In the present case the landlords as well as the petitioner-tenant have been put to an avoidable harassment only on account of the misuser by Bishamber Dass. Still further, there misery was augmented by the process of law on account of which the case took more than two decades to get finally decided. In such circumstances, we do not think that it would be in the interest of justice or even the intention of law to deprive the landlords of the property rightfully earned by them. 19. Ms. Gill contends that the landlords can seek restoration under Rule 11-D of the aforesaid Rules. This provision reads as under : "(1) Where a site has been resumed under Section 8A of Act No.
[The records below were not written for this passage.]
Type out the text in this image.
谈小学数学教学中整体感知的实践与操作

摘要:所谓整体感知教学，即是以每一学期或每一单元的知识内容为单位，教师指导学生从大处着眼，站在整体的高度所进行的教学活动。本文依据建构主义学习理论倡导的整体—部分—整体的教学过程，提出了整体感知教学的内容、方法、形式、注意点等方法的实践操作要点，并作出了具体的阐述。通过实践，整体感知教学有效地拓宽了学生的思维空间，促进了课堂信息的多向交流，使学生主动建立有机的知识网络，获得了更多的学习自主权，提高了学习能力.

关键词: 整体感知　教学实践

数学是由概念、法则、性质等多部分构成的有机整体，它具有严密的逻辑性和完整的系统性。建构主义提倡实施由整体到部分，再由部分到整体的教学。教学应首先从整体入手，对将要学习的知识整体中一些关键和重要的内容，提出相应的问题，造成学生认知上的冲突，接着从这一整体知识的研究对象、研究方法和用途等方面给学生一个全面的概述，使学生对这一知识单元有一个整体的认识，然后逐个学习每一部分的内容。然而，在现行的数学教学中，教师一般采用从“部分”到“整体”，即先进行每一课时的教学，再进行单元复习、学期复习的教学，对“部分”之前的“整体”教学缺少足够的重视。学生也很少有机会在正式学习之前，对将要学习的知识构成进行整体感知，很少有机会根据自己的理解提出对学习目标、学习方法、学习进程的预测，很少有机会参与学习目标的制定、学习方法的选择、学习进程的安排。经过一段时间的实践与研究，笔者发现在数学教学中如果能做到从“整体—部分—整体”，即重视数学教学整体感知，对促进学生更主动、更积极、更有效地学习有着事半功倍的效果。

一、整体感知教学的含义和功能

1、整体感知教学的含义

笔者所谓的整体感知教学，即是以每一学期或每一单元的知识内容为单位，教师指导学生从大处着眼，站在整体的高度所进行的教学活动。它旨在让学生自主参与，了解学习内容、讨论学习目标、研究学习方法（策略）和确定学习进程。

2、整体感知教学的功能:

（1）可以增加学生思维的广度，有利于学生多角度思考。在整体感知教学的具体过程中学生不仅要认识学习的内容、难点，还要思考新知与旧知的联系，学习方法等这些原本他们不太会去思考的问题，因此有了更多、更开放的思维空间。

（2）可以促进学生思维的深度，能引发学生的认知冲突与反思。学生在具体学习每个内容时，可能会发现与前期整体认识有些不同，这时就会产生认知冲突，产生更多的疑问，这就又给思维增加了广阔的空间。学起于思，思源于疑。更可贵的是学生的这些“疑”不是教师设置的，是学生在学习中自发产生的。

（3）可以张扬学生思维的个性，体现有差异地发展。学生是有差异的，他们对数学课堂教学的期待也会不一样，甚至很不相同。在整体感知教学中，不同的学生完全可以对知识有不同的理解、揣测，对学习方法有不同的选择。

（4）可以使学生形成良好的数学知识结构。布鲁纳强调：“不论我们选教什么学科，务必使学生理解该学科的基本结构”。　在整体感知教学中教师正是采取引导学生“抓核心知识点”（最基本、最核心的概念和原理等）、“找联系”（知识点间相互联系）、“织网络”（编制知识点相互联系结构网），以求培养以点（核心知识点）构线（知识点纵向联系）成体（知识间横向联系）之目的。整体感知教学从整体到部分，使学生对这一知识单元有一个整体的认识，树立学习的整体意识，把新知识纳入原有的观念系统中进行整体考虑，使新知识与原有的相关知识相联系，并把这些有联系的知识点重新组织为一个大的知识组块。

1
XXVII of 1952 for any reasons, the Estate Officer may on an application, retransfer the site to the outgoing transferee, on payment of an amount equal to 12 per cent of the premium originally payable for such property or one-third of the difference between the price originally paid and its value at the time when the application for transfer is made, whichever is more. xx xx xx xx xx xx xx xx xx xx xx xx" A perusal of the above provision would show that it is only when a property has been resumed that the landlord has to seek retransfer in accordance with this provision. In the present case we have already found that the order of resumption was not valid. Thus, there is no occasion for the landlords to seek retransfer. The provisions of Rule 11-D would not be attracted to the present case. 20. No other point has been raised. 21. In view of the above, we allow the writ petition and set aside the impugned orders of resumption and eviction passed against the respondent- landlords as well as the tenant M/s Naresh Departmental Store. So far as the petition filed by Bishamber Dass is concerned, we are constrained to dismiss it in default as no one has put in appearance to argue the case. In the circumstances of the case, we make no order as to costs. Petition allowed.